All ministry, including church membership, is a gift from Jesus Christ. Without the gift, without the empowering Spirit that Jesus promised to the disciples at his Ascension, we can do nothing. We can make no claim. And nothing that we try to do that is all our idea and not God's can finally prosper in the end. Oh, our projects can certainly go a long way before they finally fade. A program or ministry or piece of polity that is our doing and not the Spirit's can look very successful and garner much support. But if something is not a work of the Spirit, it will die when our power or energy to make it happen dies. The work of the Spirit, on the other hand, never comes to an end. God will accomplish what God sets out to do and will make use of us and our witness along the way.

Ascension Day is the day to remember that it's the Spirit at work in the church that makes all manner of impossible things possible--things a good deal more mystifying than Jesus rising into the air. Things like the woman who knew she couldn't face it when her husband became critically and terminally ill, who woke each morning for months wanting to fall apart and disappear. But she didn't. She survived and met what came each day. And not only that, when she looks back, she knows she didn't do it alone because facing her husband's death was not something she could possibly have done. By the power of the Spirit of God, a man who had been addicted to alcohol for more than half his years stopped drinking and stayed sober. And when peopled asked him how he did it, the first thing he says is he didn't.

By the power of the Spirit of God, a Mexican priest took communion to the people of a town whose church was overrun with soldiers. They shot at anyone who came near, but the priest came forward to enter the church. They shot at the ground around his feet, and overcome with fear, he started to leave, but then stopped, came back again, and moved forward while the town watched.
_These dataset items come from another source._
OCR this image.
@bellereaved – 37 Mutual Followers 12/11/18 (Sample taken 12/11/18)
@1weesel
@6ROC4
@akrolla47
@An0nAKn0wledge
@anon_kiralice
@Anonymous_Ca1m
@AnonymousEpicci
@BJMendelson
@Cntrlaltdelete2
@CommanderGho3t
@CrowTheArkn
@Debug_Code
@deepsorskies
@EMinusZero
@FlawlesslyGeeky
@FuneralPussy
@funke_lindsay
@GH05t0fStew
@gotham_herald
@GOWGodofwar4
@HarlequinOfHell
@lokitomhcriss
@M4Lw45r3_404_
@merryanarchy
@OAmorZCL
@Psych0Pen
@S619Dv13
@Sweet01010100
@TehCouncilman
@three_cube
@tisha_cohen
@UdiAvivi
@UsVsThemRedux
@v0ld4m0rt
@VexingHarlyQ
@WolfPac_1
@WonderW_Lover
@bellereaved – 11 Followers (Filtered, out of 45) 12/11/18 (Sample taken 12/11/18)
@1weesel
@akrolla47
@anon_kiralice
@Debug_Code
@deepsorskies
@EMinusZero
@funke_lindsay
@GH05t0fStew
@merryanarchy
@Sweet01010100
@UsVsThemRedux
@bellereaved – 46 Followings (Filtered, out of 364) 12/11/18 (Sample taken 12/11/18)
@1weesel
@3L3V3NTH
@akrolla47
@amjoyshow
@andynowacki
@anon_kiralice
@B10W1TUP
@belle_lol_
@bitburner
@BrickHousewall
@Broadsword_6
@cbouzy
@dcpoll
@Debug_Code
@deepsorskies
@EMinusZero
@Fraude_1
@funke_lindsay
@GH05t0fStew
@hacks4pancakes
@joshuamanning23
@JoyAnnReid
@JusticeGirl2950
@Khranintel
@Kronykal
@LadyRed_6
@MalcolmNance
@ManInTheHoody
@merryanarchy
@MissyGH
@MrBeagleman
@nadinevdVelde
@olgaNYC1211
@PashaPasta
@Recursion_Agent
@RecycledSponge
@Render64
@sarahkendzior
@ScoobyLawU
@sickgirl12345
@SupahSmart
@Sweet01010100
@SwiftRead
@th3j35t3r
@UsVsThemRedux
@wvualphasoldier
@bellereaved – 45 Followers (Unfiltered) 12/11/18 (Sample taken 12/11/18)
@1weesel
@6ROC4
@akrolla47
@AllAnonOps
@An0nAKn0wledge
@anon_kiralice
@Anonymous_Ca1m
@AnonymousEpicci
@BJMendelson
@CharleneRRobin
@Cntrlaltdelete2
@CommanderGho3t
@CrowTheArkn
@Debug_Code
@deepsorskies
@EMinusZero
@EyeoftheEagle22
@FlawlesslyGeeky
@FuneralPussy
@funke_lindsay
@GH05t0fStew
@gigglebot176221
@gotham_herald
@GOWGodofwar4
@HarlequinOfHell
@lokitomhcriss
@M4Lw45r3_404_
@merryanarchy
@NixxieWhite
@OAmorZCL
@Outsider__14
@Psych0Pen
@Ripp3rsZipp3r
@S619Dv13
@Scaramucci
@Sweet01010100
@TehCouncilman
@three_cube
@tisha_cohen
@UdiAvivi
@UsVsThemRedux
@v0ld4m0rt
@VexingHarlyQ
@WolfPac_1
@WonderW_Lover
His courage, which was not his alone, inspired others to fall in step beside him until there was a collection of unarmed people moving toward the church. The startled soldiers no longer had the will to do them harm so great was the complete helplessness of the power that was evident among them. So the soldiers stood aside and the people shared the communion of our Lord, something that moments earlier had been impossible made possible by the power of God alone. Amen.

Let us pray.

Gift-giving God, by the power of your Holy Spirit, open our minds to the mystery of faith and the liberating word that the Gospel is still moving out through the simplest actions of people no different from us. We give you thanks for the story of Jesus' Ascension and the freeing awareness that we can rely on a power beyond our own. Send your blessing, we pray, on the church universal, where our questions find welcome, where there is light for our darkness, and hope for things that would indeed be impossible if we had only ourselves on which to rely. Amen.